To give an account of the varied researches which Metchnikoff has carried on or has superintended at the Pasteur Institute is apart from our purpose and would in any case be impossible here, because it would involve the recapitulation of a great part of the history of medical progress for the past quarter century. During this period the science of medicine has been completely revolutionized, for the use of traditional and empirical remedies has been largely replaced by a systematic search for the causes of diseases and the experimental determination of methods of avoiding or counteracting them. In general, the change may be characterized as a return to nature. In the older medicine at its best, a dose of some vegetable or mineral substance, such as quinine or mercury, comparatively harmless, but altogether foreign to the body, was administered through the mouth and in time reaching the blood through the digestive systems, killed off or paralyzed the disease germ. In modern medicine at its best, some substance, such as the diphtheria antitoxin, that is already present in the blood in quantity sufficient under ordinary circumstances to prevent infection, is reënforced in an emergency by more of the same substance prepared in the blood of the horse. Or if that cannot be done, the next best thing is to inject some serum that by a natural reaction will stimulate the body to prepare in excess its own antitoxin or excite the phagocytes to greater exertions in overcoming their enemies. In any case, the object is to induce an artificial immunity as nearly as possible like the natural immunity of the healthy body.
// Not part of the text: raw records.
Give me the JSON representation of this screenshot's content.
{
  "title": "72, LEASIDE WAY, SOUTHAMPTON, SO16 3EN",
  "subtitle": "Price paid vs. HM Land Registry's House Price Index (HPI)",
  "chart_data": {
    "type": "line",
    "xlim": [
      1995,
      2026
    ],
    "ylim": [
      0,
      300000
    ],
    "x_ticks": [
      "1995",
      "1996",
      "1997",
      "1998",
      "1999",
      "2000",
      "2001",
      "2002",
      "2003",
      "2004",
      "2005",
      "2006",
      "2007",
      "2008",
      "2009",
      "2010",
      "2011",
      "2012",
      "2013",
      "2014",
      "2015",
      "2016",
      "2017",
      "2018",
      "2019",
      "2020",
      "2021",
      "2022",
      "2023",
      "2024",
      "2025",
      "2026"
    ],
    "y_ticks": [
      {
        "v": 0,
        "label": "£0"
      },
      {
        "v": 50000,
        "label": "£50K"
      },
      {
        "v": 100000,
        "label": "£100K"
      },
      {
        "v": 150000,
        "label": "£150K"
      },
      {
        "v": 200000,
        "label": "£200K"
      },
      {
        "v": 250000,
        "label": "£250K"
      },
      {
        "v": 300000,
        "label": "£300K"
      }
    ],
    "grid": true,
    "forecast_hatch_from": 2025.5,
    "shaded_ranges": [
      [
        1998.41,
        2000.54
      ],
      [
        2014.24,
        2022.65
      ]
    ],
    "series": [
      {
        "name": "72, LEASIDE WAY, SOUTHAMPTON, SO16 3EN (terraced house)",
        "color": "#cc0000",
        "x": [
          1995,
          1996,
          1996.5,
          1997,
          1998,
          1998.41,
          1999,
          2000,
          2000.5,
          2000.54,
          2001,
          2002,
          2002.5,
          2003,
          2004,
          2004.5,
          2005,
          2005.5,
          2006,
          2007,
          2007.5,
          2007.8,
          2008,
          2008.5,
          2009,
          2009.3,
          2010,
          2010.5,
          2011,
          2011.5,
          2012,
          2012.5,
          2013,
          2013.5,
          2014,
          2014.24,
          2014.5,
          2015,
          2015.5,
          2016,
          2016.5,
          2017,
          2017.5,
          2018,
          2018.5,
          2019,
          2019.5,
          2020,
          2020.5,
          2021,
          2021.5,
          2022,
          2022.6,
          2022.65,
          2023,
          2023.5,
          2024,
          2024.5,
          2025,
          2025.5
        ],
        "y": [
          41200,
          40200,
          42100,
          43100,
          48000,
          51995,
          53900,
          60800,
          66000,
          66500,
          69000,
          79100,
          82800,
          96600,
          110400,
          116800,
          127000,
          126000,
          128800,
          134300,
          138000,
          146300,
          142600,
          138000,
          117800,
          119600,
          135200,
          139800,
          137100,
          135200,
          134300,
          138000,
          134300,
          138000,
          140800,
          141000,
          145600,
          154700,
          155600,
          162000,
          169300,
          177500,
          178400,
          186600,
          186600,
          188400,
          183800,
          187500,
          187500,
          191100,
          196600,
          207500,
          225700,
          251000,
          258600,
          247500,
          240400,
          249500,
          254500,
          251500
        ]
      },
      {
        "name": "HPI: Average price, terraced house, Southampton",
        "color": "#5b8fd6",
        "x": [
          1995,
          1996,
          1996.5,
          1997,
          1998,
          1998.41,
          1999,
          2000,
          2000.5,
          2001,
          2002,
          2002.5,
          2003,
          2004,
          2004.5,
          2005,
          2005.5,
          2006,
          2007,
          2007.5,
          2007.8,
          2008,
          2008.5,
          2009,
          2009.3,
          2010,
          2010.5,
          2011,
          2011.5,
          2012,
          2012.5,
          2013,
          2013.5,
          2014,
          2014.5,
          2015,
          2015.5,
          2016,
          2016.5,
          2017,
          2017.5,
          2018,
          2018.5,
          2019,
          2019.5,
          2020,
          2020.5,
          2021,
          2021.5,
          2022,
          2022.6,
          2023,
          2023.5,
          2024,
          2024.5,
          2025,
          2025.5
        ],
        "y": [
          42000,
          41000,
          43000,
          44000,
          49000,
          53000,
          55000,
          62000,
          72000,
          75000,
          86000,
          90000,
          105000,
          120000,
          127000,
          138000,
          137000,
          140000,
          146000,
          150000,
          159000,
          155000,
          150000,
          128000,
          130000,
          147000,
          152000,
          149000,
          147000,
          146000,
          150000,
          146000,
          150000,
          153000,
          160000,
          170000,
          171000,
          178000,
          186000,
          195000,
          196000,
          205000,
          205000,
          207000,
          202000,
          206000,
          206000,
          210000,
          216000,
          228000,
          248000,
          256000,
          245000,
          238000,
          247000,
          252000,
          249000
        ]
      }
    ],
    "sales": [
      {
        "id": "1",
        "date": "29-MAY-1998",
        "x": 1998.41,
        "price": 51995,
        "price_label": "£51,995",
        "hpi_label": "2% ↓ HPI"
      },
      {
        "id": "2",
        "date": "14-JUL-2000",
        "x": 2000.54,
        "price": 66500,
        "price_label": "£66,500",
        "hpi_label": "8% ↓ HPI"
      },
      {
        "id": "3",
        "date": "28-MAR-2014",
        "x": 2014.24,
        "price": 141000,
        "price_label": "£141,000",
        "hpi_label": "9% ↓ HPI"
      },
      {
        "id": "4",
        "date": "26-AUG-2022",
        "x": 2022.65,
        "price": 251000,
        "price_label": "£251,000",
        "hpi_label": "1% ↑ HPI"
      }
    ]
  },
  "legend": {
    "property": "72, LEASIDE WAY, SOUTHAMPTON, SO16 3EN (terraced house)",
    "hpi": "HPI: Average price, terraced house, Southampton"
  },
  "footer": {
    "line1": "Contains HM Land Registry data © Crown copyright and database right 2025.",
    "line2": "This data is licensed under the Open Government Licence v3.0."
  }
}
Phagocytes—that is, "devouring cells"—was the name given by Metchnikoff to the leucocytes or white cells, which he found wandering about the body in search of their prey. They lead a sort of semi-independent life, like the simplest one-celled animal, the amoeba, and they penetrate to all parts of the body, even squeezing in between the toughened tissue of the skin and bones. When a cut is made in the skin they are borne to the breach by the flow of blood and there pile up and coagulate, forming a new skin to protect the raw flesh, somewhat as a breach in a rampart is hastily filled in with sand bags. Not only that, but when the enemy actually gains entrance either by storming a wound or sneaking in through some unguarded opening, then the white cells rally to the attack, surrounding and destroying the invading microbes. If these multiply too rapidly, the phagocyte reserves are mobilized, new recruits by the million are called out, until the bodily force is victorious or exhausted. Such a battle we call a local inflammation, or, if the engagement is general and long continued, a fever. Under the microscope we may watch the foes engaged in single combat, the phagocyte devouring the bacillus, a living, formless mass of protoplasm stretching out extemporized tentacles and engulfing the rod, globe, or writhing spiral which we may afterward see slowly digesting in its interior.